Voici l’article 4 de 4 de notre dossier spécial
Parce qu’il fallait bien tenir compte du contexte et qu’il devenait impossible, voire inconséquent, de continuer de vous parler béatement d’un voyage touristique – même en Inde -, alors que l’humanité entière se mettait en mode « d’état de guerre » pour contrer une pandémie, notre 3e RDV de 4 s’était adapté avec un surtitre de circonstance : « (…) en choc COVID-19 / Virus LI WENLIANG ».

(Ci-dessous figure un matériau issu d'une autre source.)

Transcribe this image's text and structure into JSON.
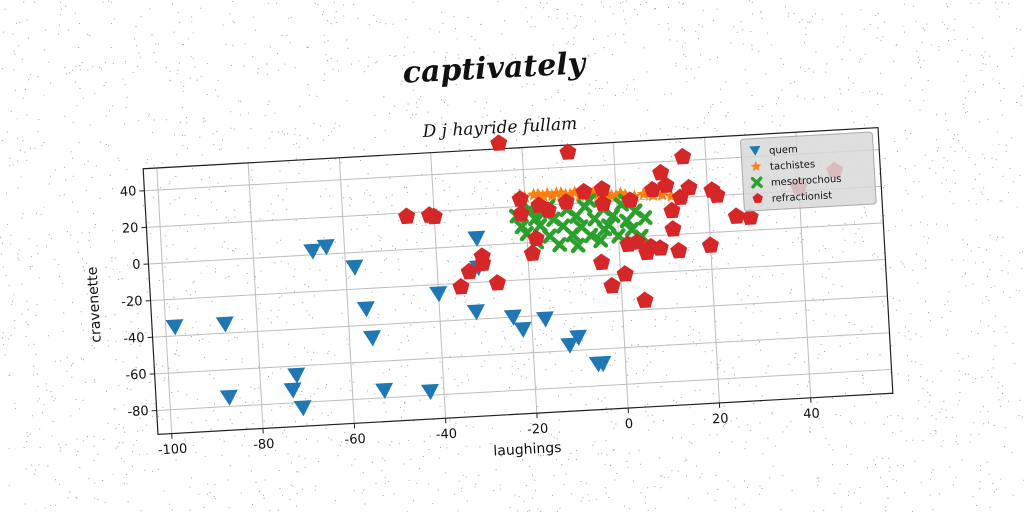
{
  "chart_data": {
    "type": "scatter",
    "title": "captivately",
    "subtitle": "D j hayride fullam",
    "xlabel": "laughings",
    "ylabel": "cravenette",
    "xlim": [
      -103,
      58
    ],
    "ylim": [
      -93,
      52
    ],
    "xticks": [
      -100,
      -80,
      -60,
      -40,
      -20,
      0,
      20,
      40
    ],
    "yticks": [
      -80,
      -60,
      -40,
      -20,
      0,
      20,
      40
    ],
    "grid": true,
    "legend_position": "top-right",
    "series": [
      {
        "name": "quem",
        "marker": "triangle-down",
        "color": "#1f77b4",
        "points": [
          [
            -98,
            -35
          ],
          [
            -87,
            -35
          ],
          [
            -87,
            -75
          ],
          [
            -73,
            -73
          ],
          [
            -72,
            -65
          ],
          [
            -71,
            -83
          ],
          [
            -67,
            2
          ],
          [
            -64,
            4
          ],
          [
            -58,
            -8
          ],
          [
            -56,
            -31
          ],
          [
            -55,
            -47
          ],
          [
            -53,
            -76
          ],
          [
            -43,
            -78
          ],
          [
            -40,
            -25
          ],
          [
            -32,
            -36
          ],
          [
            -31,
            -12
          ],
          [
            -31,
            4
          ],
          [
            -24,
            -40
          ],
          [
            -22,
            -47
          ],
          [
            -17,
            -42
          ],
          [
            -12,
            -57
          ],
          [
            -10,
            -53
          ],
          [
            -6,
            -68
          ],
          [
            -5,
            -68
          ]
        ]
      },
      {
        "name": "tachistes",
        "marker": "star",
        "color": "#ff7f0e",
        "points": [
          [
            -21,
            26
          ],
          [
            -20,
            25
          ],
          [
            -18,
            26
          ],
          [
            -17,
            26
          ],
          [
            -16,
            25
          ],
          [
            -15,
            26
          ],
          [
            -14,
            25
          ],
          [
            -13,
            26
          ],
          [
            -12,
            26
          ],
          [
            -11,
            25
          ],
          [
            -10,
            25
          ],
          [
            -9,
            26
          ],
          [
            -8,
            24
          ],
          [
            -7,
            25
          ],
          [
            -6,
            25
          ],
          [
            -5,
            25
          ],
          [
            -4,
            24
          ],
          [
            -3,
            23
          ],
          [
            -2,
            24
          ],
          [
            -1,
            23
          ],
          [
            0,
            23
          ],
          [
            1,
            24
          ],
          [
            2,
            23
          ],
          [
            4,
            22
          ],
          [
            6,
            23
          ],
          [
            8,
            22
          ],
          [
            10,
            22
          ],
          [
            12,
            21
          ],
          [
            14,
            21
          ]
        ]
      },
      {
        "name": "mesotrochous",
        "marker": "x",
        "color": "#2ca02c",
        "points": [
          [
            -22,
            15
          ],
          [
            -21,
            9
          ],
          [
            -20,
            5
          ],
          [
            -19,
            18
          ],
          [
            -18,
            0
          ],
          [
            -17,
            9
          ],
          [
            -16,
            16
          ],
          [
            -15,
            3
          ],
          [
            -14,
            12
          ],
          [
            -13,
            -2
          ],
          [
            -12,
            8
          ],
          [
            -11,
            17
          ],
          [
            -10,
            3
          ],
          [
            -9,
            13
          ],
          [
            -9,
            -3
          ],
          [
            -8,
            7
          ],
          [
            -7,
            18
          ],
          [
            -6,
            2
          ],
          [
            -5,
            11
          ],
          [
            -4,
            -1
          ],
          [
            -3,
            16
          ],
          [
            -2,
            7
          ],
          [
            -1,
            12
          ],
          [
            0,
            1
          ],
          [
            1,
            18
          ],
          [
            2,
            9
          ],
          [
            3,
            4
          ],
          [
            4,
            14
          ],
          [
            5,
            0
          ],
          [
            6,
            10
          ],
          [
            -15,
            19
          ],
          [
            -6,
            21
          ],
          [
            2,
            20
          ],
          [
            -18,
            13
          ],
          [
            -3,
            5
          ]
        ]
      },
      {
        "name": "refractionist",
        "marker": "pentagon",
        "color": "#d62728",
        "points": [
          [
            -46,
            18
          ],
          [
            -41,
            18
          ],
          [
            -40,
            17
          ],
          [
            -35,
            -22
          ],
          [
            -33,
            -14
          ],
          [
            -30,
            -10
          ],
          [
            -30,
            -6
          ],
          [
            -27,
            -21
          ],
          [
            -25,
            55
          ],
          [
            -21,
            16
          ],
          [
            -21,
            24
          ],
          [
            -19,
            -6
          ],
          [
            -18,
            2
          ],
          [
            -17,
            20
          ],
          [
            -15,
            17
          ],
          [
            -11,
            21
          ],
          [
            -10,
            48
          ],
          [
            -7,
            26
          ],
          [
            -4,
            -13
          ],
          [
            -3,
            27
          ],
          [
            -3,
            19
          ],
          [
            -2,
            -26
          ],
          [
            1,
            -20
          ],
          [
            2,
            -4
          ],
          [
            3,
            20
          ],
          [
            4,
            -3
          ],
          [
            5,
            -35
          ],
          [
            6,
            -9
          ],
          [
            7,
            -6
          ],
          [
            8,
            25
          ],
          [
            9,
            -7
          ],
          [
            10,
            34
          ],
          [
            11,
            27
          ],
          [
            12,
            3
          ],
          [
            12,
            13
          ],
          [
            13,
            -9
          ],
          [
            14,
            20
          ],
          [
            15,
            42
          ],
          [
            16,
            25
          ],
          [
            20,
            -7
          ],
          [
            21,
            23
          ],
          [
            22,
            20
          ],
          [
            26,
            8
          ],
          [
            29,
            7
          ],
          [
            40,
            22
          ],
          [
            48,
            30
          ]
        ]
      }
    ]
  }
}
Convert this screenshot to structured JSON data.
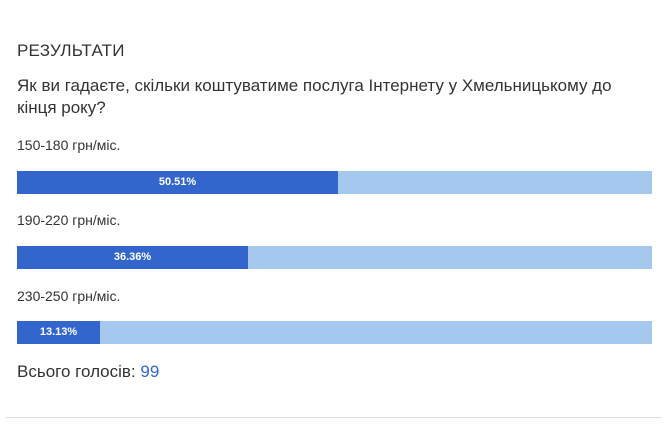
{
  "poll": {
    "heading": "РЕЗУЛЬТАТИ",
    "question": "Як ви гадаєте, скільки коштуватиме послуга Інтернету у Хмельницькому до кінця року?",
    "options": [
      {
        "label": "150-180 грн/міс.",
        "percent_label": "50.51%",
        "percent": 50.51
      },
      {
        "label": "190-220 грн/міс.",
        "percent_label": "36.36%",
        "percent": 36.36
      },
      {
        "label": "230-250 грн/міс.",
        "percent_label": "13.13%",
        "percent": 13.13
      }
    ],
    "total_label": "Всього голосів:",
    "total_votes": "99"
  },
  "colors": {
    "bar_fill": "#3366cc",
    "bar_track": "#a5c8ee",
    "total_count": "#3366cc"
  }
}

Parce qu’il faut bien en revenir de cette pandémie, la transcender… parce qu’elle finira par passer, comme bien d’autres misères que supporte l’humanité… Parce qu’il faut bien en revenir aussi… de l’Inde. Ce dernier article se concentrera sur des souvenirs marquants, parce qu’ils donnent espoir… Comme des moments de sens. Et comme pour rester en harmonie avec le besoin du moment, de ce printemps 2020, qui rêve de vivacité, de survie et d’après…
Que nous restera-t-il après la COVID-19, quelque part en 2020-21 ? Que nous reste-t-il après six semaines passées dans le sud de l’Inde, fin 2019, quatre mois plus tard ?
Voici quatre (4) moments, à mes yeux et selon mon coeur de grand voyageur, qui donnent du sens à mes bons souvenirs de l’Inde, et surtout des Indiens:
1er moment de sens : Même à Bombay, un train bondé ne vous laisse pas tomber
J’avais laissé plusieurs trains passer, le temps de prendre toute la mesure de l’aventure, vers les 9 h 00 du matin de ce 28 décembre 2019, sur les quais de la station Andheri. Rien à voir avec la version du Métro de Montréal. Ici, il faut littéralement batailler sa place, et très vite, dans un wagon pourtant énorme. Et ceux-ci étaient encore plus bondés, ultra-bondés, lorsque arriva le moment de faire le chemin inverse, vers les 19 h 00, de la tête de ligne, station ChurchGate, pour rentrer finaliser mes bagages après ma journée Bombay, la seule, et ma toute dernière journée avant un vol de nuit qui m’attendait pour rentrer au Canada.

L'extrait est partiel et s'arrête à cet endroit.